In [1]:
#Simple feature map to feed arrays into the classifier. 
import numpy as np
import json
import pickle

In [2]:
def word2features(sent, i):
    word = sent[i]
    features = {
        'bias': 1.0,
        'word.lower()': word.lower(),
        'word[-3:]': word[-3:],
        'word[-2:]': word[-2:],
        'word.isupper()': word.isupper(),
        'word.istitle()': word.istitle(),
        'word.isdigit()': word.isdigit(),
    }
    if i > 0:
        prev_word = sent[i-1]
        features.update({
            '-1:word.lower()': prev_word.lower(),
            '-1:word.istitle()': prev_word.istitle(),
            '-1:word.isupper()': prev_word.isupper(),
        })
    else:
        features['BOS'] = True
    if i < len(sent)-1:
        next_word = sent[i+1]
        features.update({
            '+1:word.lower()': next_word.lower(),
            '+1:word.istitle()': next_word.istitle(),
            '+1:word.isupper()': next_word.isupper(),
        })
    else:
        features['EOS'] = True
    return features

def sent2features(sent, tags):
    res = []
    for i in range(len(sent)):    
        if tags[i] != "O":
            features = word2features(sent,i)
            for x in range(len(tags[i])):
                res.append(features) 
        else:
            res.append(word2features(sent,i))
        
    return res

In [3]:
TAGS =  pickle.load(open( "tags.pickle", "rb" ))
TAGS.remove("O") 
NUM_TAGS = len(TAGS)

In [4]:
tag2id = {}
for id,label in enumerate(TAGS):
    tag2id[label] = id 

def label2id(labels):
    ret = []
    prev_label = ""
    for label in labels:
        if label == "O":
            ret.append(str(2*NUM_TAGS))
        elif label == prev_label:
            l = [tag2id[t]+ NUM_TAGS for t in label]
            for x in l:
                ret.append(str(x))
        else:
            l =[tag2id[t] for t in label]
            for x in l:
                ret.append(str(x))
        prev_label = label
    return ret 


In [5]:
def get_label(label_id):
    if label_id == (2*NUM_TAGS):
        return "O"
    elif label_id >= NUM_TAGS:
        return [TAGS[label_id-NUM_TAGS]]
    else:
        return TAGS[label_id]


In [6]:
def id2label(labels):
    ret = []
    for label in labels:
        l = [get_label(x) for x in label]
        if len(l) == 1 and l[0] == "O":
            l = "O"
        ret.append(l)
    return ret 

In [7]:
from sklearn_crfsuite import CRF
from sklearn_crfsuite.metrics import flat_classification_report
from sklearn.metrics import hamming_loss

In [8]:
# load train data
with open('../../data/dev.json') as f:
    train_data = json.load(f)
    
# transform y_id to boolean vector 
def to_bool_vec(y_id):
    y_bool = np.zeros((2*NUM_TAGS+1))
    for id in y_id:
        for l in label:
            y_bool[id] = 1
    return y_bool
    
X_train = [sent2features(sent['sent'], sent['tags']) for sent in train_data]
y_train = [label2id(sent['tags']) for sent in train_data]
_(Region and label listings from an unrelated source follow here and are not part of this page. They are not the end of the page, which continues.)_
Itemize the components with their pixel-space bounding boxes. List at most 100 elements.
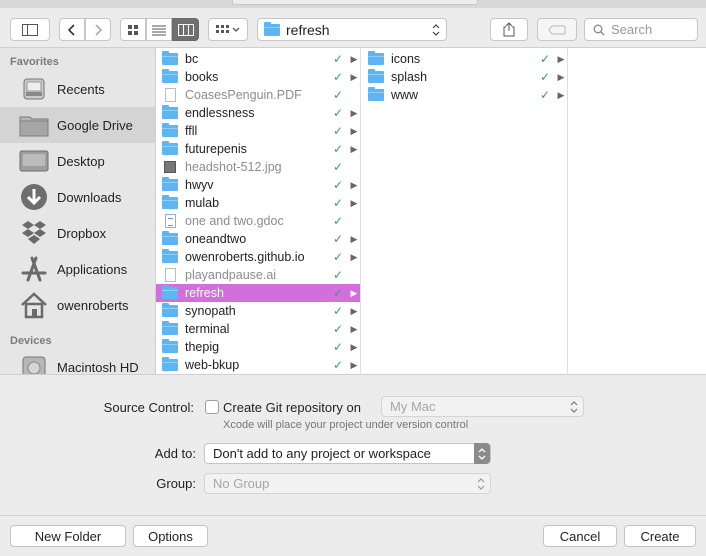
sync-check-icon: ✓: [332, 178, 344, 192]
sidebar-item-label: Desktop: [57, 153, 105, 169]
path-label: refresh: [286, 21, 330, 38]
share-button[interactable]: [490, 18, 528, 41]
sidebar-item-owenroberts[interactable]: owenroberts: [0, 287, 155, 323]
disclosure-arrow-icon: ▶: [350, 143, 358, 154]
save-dialog: refresh Search Favorites Recents Google …: [0, 0, 706, 556]
sync-check-icon: ✓: [332, 70, 344, 84]
cancel-button[interactable]: Cancel: [543, 525, 617, 547]
sync-check-icon: ✓: [332, 88, 344, 102]
git-location-popup[interactable]: My Mac: [381, 396, 584, 417]
list-view-button[interactable]: [146, 18, 172, 41]
item-name: web-bkup: [185, 358, 240, 372]
favorites-heading: Favorites: [10, 56, 59, 68]
sync-check-icon: ✓: [332, 124, 344, 138]
list-item[interactable]: playandpause.ai ✓: [156, 266, 360, 284]
list-item[interactable]: icons ✓ ▶: [361, 50, 567, 68]
folder-icon: [162, 105, 178, 119]
list-item[interactable]: ffll ✓ ▶: [156, 122, 360, 140]
disclosure-arrow-icon: ▶: [350, 179, 358, 190]
recents-icon: [19, 74, 49, 104]
create-git-label: Create Git repository on: [223, 400, 362, 415]
list-item[interactable]: books ✓ ▶: [156, 68, 360, 86]
search-field[interactable]: Search: [584, 18, 698, 41]
path-popup[interactable]: refresh: [257, 18, 447, 41]
item-name: www: [391, 88, 419, 102]
sidebar-item-recents[interactable]: Recents: [0, 71, 155, 107]
list-item[interactable]: bc ✓ ▶: [156, 50, 360, 68]
group-popup[interactable]: No Group: [204, 473, 491, 494]
tag-icon: [548, 25, 566, 34]
column-view-button[interactable]: [172, 18, 199, 41]
list-item[interactable]: synopath ✓ ▶: [156, 302, 360, 320]
disclosure-arrow-icon: ▶: [557, 71, 565, 82]
new-folder-button[interactable]: New Folder: [10, 525, 126, 547]
grid-icon: [128, 24, 138, 35]
list-item[interactable]: thepig ✓ ▶: [156, 338, 360, 356]
sidebar-item-dropbox[interactable]: Dropbox: [0, 215, 155, 251]
sidebar-item-desktop[interactable]: Desktop: [0, 143, 155, 179]
back-button[interactable]: [59, 18, 85, 41]
list-item[interactable]: headshot-512.jpg ✓: [156, 158, 360, 176]
arrange-button[interactable]: [208, 18, 248, 41]
icon-view-button[interactable]: [120, 18, 146, 41]
list-item[interactable]: endlessness ✓ ▶: [156, 104, 360, 122]
up-down-arrows-icon: [475, 476, 487, 491]
git-location-value: My Mac: [390, 399, 436, 414]
item-name: splash: [391, 70, 428, 84]
list-item[interactable]: oneandtwo ✓ ▶: [156, 230, 360, 248]
sync-check-icon: ✓: [332, 268, 344, 282]
folder-icon: [162, 177, 178, 191]
list-item[interactable]: one and two.gdoc ✓: [156, 212, 360, 230]
list-item[interactable]: www ✓ ▶: [361, 86, 567, 104]
sidebar-item-label: Macintosh HD: [57, 359, 139, 375]
sidebar-item-downloads[interactable]: Downloads: [0, 179, 155, 215]
sync-check-icon: ✓: [332, 106, 344, 120]
column-browser: bc ✓ ▶ books ✓ ▶ CoasesPenguin.PDF ✓ endlessness…: [156, 48, 706, 374]
share-icon: [503, 22, 515, 37]
forward-button[interactable]: [85, 18, 111, 41]
chevron-right-icon: [95, 23, 102, 36]
tags-button[interactable]: [537, 18, 577, 41]
disclosure-arrow-icon: ▶: [350, 323, 358, 334]
sync-check-icon: ✓: [332, 322, 344, 336]
folder-icon: [368, 69, 384, 83]
file-icon-wrap: [161, 357, 179, 372]
list-item[interactable]: web-bkup ✓ ▶: [156, 356, 360, 374]
sidebar-item-macintosh-hd[interactable]: Macintosh HD: [0, 349, 155, 375]
up-down-arrows-icon: [474, 443, 490, 464]
dropbox-icon: [19, 218, 49, 248]
columns-icon: [177, 23, 194, 36]
item-name: ffll: [185, 124, 198, 138]
list-item[interactable]: owenroberts.github.io ✓ ▶: [156, 248, 360, 266]
list-item[interactable]: splash ✓ ▶: [361, 68, 567, 86]
sidebar-item-applications[interactable]: Applications: [0, 251, 155, 287]
file-icon-wrap: [161, 88, 179, 102]
list-item[interactable]: terminal ✓ ▶: [156, 320, 360, 338]
search-placeholder: Search: [611, 22, 653, 37]
sidebar-item-google-drive[interactable]: Google Drive: [0, 107, 155, 143]
file-icon-wrap: [161, 160, 179, 174]
file-icon-wrap: [161, 249, 179, 264]
sync-check-icon: ✓: [332, 160, 344, 174]
item-name: one and two.gdoc: [185, 214, 284, 228]
list-item[interactable]: CoasesPenguin.PDF ✓: [156, 86, 360, 104]
list-item[interactable]: mulab ✓ ▶: [156, 194, 360, 212]
add-to-popup[interactable]: Don't add to any project or workspace: [204, 443, 491, 464]
disclosure-arrow-icon: ▶: [557, 53, 565, 64]
disclosure-arrow-icon: ▶: [350, 53, 358, 64]
disclosure-arrow-icon: ▶: [350, 359, 358, 370]
list-item[interactable]: hwyv ✓ ▶: [156, 176, 360, 194]
group-value: No Group: [213, 476, 270, 491]
create-git-checkbox[interactable]: [205, 400, 219, 414]
disclosure-arrow-icon: ▶: [350, 305, 358, 316]
list-item[interactable]: refresh ✓ ▶: [156, 284, 360, 302]
options-button[interactable]: Options: [133, 525, 208, 547]
sidebar-toggle-button[interactable]: [10, 18, 50, 41]
list-item[interactable]: futurepenis ✓ ▶: [156, 140, 360, 158]
file-icon-wrap: [161, 231, 179, 246]
sync-check-icon: ✓: [539, 52, 551, 66]
create-button[interactable]: Create: [624, 525, 696, 547]
devices-heading: Devices: [10, 335, 52, 347]
file-icon-wrap: [367, 87, 385, 102]
sync-check-icon: ✓: [332, 214, 344, 228]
print([x["word.lower()"] for x in X_train[0]])
print("-----------------------")
print(y_train[0])

['he', 'taught', 'at', 'the', 'universities', 'of', 'aberdeen', ',', 'liverpool', ',', 'sheffield', 'and', 'manchester', 'manchester', 'manchester', ',', 'and', 'entered', 'the', 'indian', 'education', 'service', 'in', '1912', '.']
-----------------------
['226', '226', '226', '226', '226', '226', '226', '226', '226', '226', '226', '226', '53', '4', '79', '226', '226', '226', '226', '226', '226', '226', '226', '226', '226']


In [9]:
def hamming(y_true, y_pred):
    """
    Computes the average Hamming loss between two binary vectors.
    """
    to_bool_vec = lambda y: np.array([1 if i in y else 0 for i in range(2*NUM_TAGS+1)])
    y_t = to_bool_vec(y_true)
    y_p = to_bool_vec(y_pred)
    
    return hamming_loss(y_true, y_pred)

def total_hamming_loss(y_true, y_pred):
    loss = 0
    for i in range(len(y_true)):
        loss += hamming(y_true[i], y_pred[i])
    return -loss / len(y_true)

In [11]:
# Train Model
#crf model using hamming loss defined above
crf_model = CRF(algorithm='lbfgs', c1=0.1, c2=0.1, max_iterations=1, all_possible_transitions=False)
crf_model.fit(X_train, y_train, X_dev=None, y_dev=None)

AttributeError: 'CRF' object has no attribute 'keep_tempfiles'

AttributeError: 'CRF' object has no attribute 'keep_tempfiles'

AttributeError: 'CRF' object has no attribute 'keep_tempfiles'

In [None]:
# # Make predictions on test data
# y_pred = crf.predict(X_test)

# # Print classification report
# labels = list(set(tag for sent in y_test for tag in sent))
# print(flat_classification_report(y_test, y_pred, labels=labels))